At the age of 13, I found a friend. My first real friend. She was the first one who made me realize who I am, and that my existence is a great deal. She made me think that my existence has it’s own meaning and can make a difference. She brought the best out of me and taught me how to love myself. That was the beginning. I started to care about my own thoughts more and stop letting others surpassing myself. I started to believe in myself. But even then I was dependent on my friend for some decisions, for being consoled when I felt low. I needed her to pick myself up during hard times. Always.
Years passed. I was discovering the light inside myself and the map of my soul gradually. I was realizing the importance of my existence and living. I felt that I could be the one who would contribute in someone's life, or change someone's life.

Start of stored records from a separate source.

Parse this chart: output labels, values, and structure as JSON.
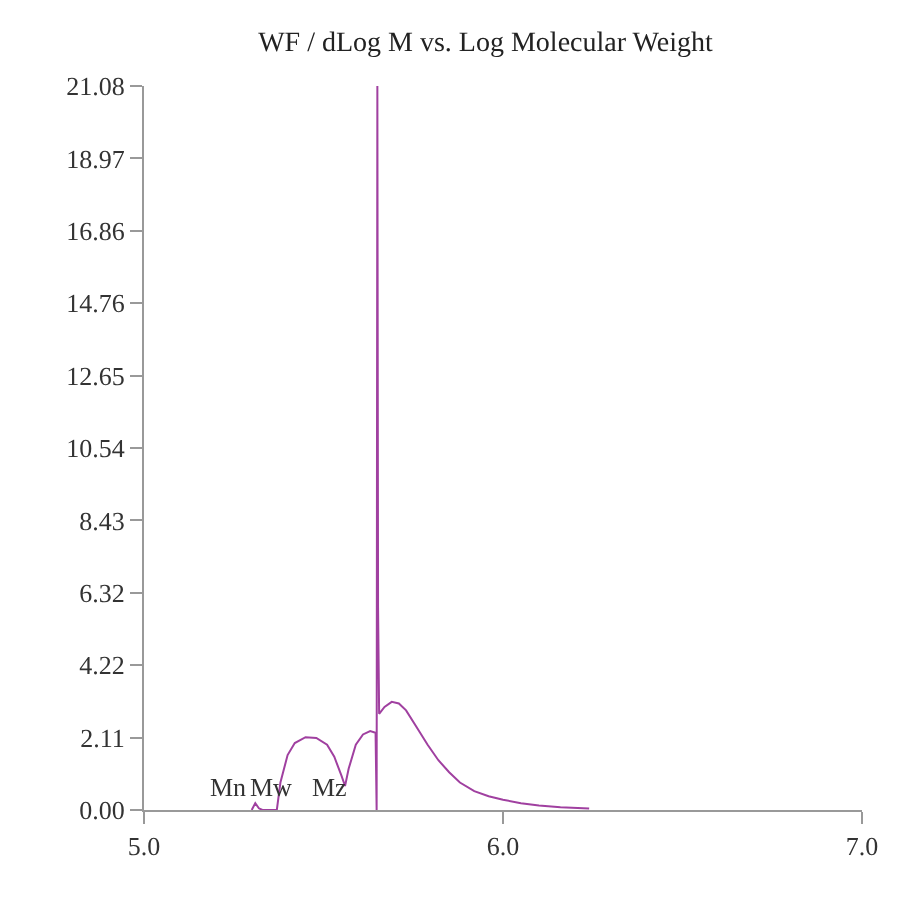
{
  "chart_data": {
    "type": "line",
    "title": "WF / dLog M vs. Log Molecular Weight",
    "x": [
      5.3,
      5.31,
      5.32,
      5.33,
      5.37,
      5.38,
      5.4,
      5.42,
      5.45,
      5.48,
      5.51,
      5.53,
      5.55,
      5.56,
      5.57,
      5.59,
      5.61,
      5.63,
      5.645,
      5.648,
      5.65,
      5.652,
      5.655,
      5.67,
      5.69,
      5.71,
      5.73,
      5.76,
      5.79,
      5.82,
      5.85,
      5.88,
      5.92,
      5.96,
      6.0,
      6.05,
      6.1,
      6.16,
      6.24
    ],
    "series": [
      {
        "color": "#a040a0",
        "values": [
          0,
          0.2,
          0.05,
          0,
          0,
          0.8,
          1.6,
          1.95,
          2.12,
          2.1,
          1.9,
          1.55,
          1.0,
          0.7,
          1.2,
          1.9,
          2.2,
          2.3,
          2.25,
          0,
          21.08,
          5.9,
          2.8,
          3.0,
          3.15,
          3.1,
          2.9,
          2.4,
          1.9,
          1.45,
          1.1,
          0.8,
          0.55,
          0.4,
          0.3,
          0.2,
          0.13,
          0.08,
          0.04
        ]
      }
    ],
    "annotations": [
      "Mn",
      "Mw",
      "Mz"
    ],
    "xlim": [
      5.0,
      7.0
    ],
    "xticks": [
      {
        "value": 5.0,
        "label": "5.0"
      },
      {
        "value": 6.0,
        "label": "6.0"
      },
      {
        "value": 7.0,
        "label": "7.0"
      }
    ],
    "ylim": [
      0,
      21.08
    ],
    "yticks": [
      {
        "value": 0,
        "label": "0.00"
      },
      {
        "value": 2.11,
        "label": "2.11"
      },
      {
        "value": 4.22,
        "label": "4.22"
      },
      {
        "value": 6.32,
        "label": "6.32"
      },
      {
        "value": 8.43,
        "label": "8.43"
      },
      {
        "value": 10.54,
        "label": "10.54"
      },
      {
        "value": 12.65,
        "label": "12.65"
      },
      {
        "value": 14.76,
        "label": "14.76"
      },
      {
        "value": 16.86,
        "label": "16.86"
      },
      {
        "value": 18.97,
        "label": "18.97"
      },
      {
        "value": 21.08,
        "label": "21.08"
      }
    ],
    "marker": "none",
    "line_style": "solid"
  }
}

All my life I thought I must have at least one friend to stand by me and for my happiness. I also thought if I have no friend, my life would fall apart. But my perception has changed this year, at the age of 16, after losing my only friend. Now I am learning to live by myself, help myself, keep myself happy, pick myself up and console myself during hard times. I also follow the 'LOVE MYSELF' campaign. It helps me to find myself, encourage myself, accept myself and make myself happier. I thought it was impossible to look after myself all on my own. But after starting this, I understand that it may be difficult, but not impossible. Sometimes it hurts really bad when I think that I have no friend. Sometimes I really need a friend but I don’t have one. Sometimes it’s hard enough for me to be all by myself. But now I feel most like me, myself. I am now self-dependent. Now I know that I can be one of the countless stars, spread my light and make a difference.

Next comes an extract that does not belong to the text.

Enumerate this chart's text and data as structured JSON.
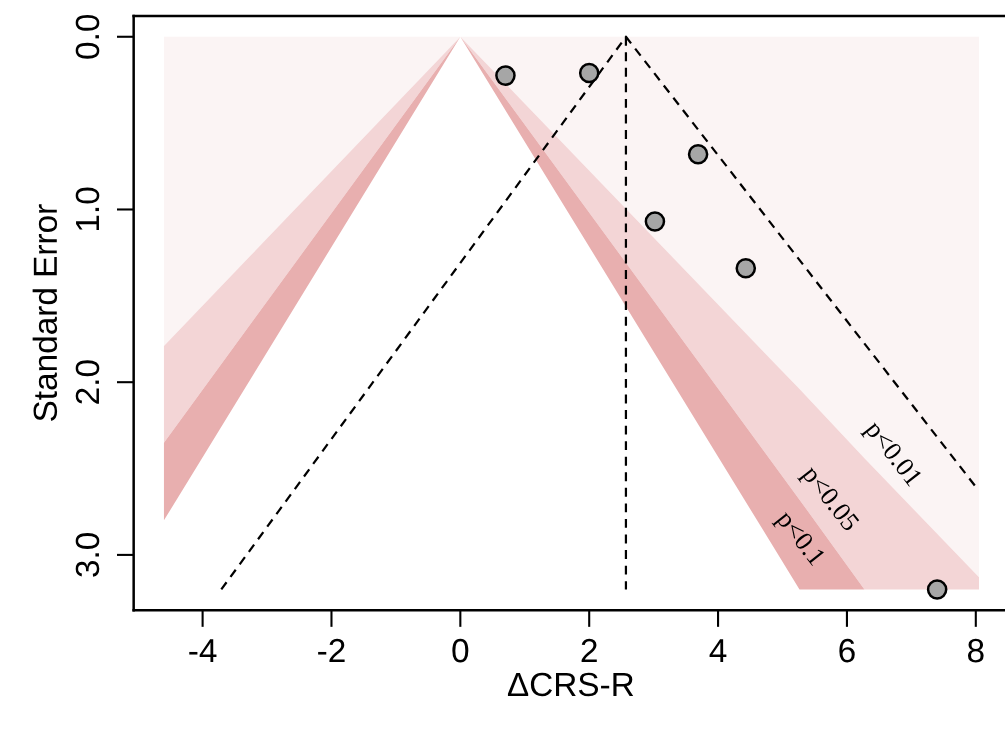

I am not telling to be all alone, but I am telling you be self-dependent and trust yourself. I am encouraging you to find the light inside of you. All of us have light inside of ourselves. Our duty is to find it. And in case you feel like you are all alone, try to take care of yourself instead of waiting for others. Of course you should seek help, but if you cannot get it, try to be your own helper. Be your own sunshine. If you want your light to reach far and wide, let the light shine on yourself first. Listen to the voice inside of you.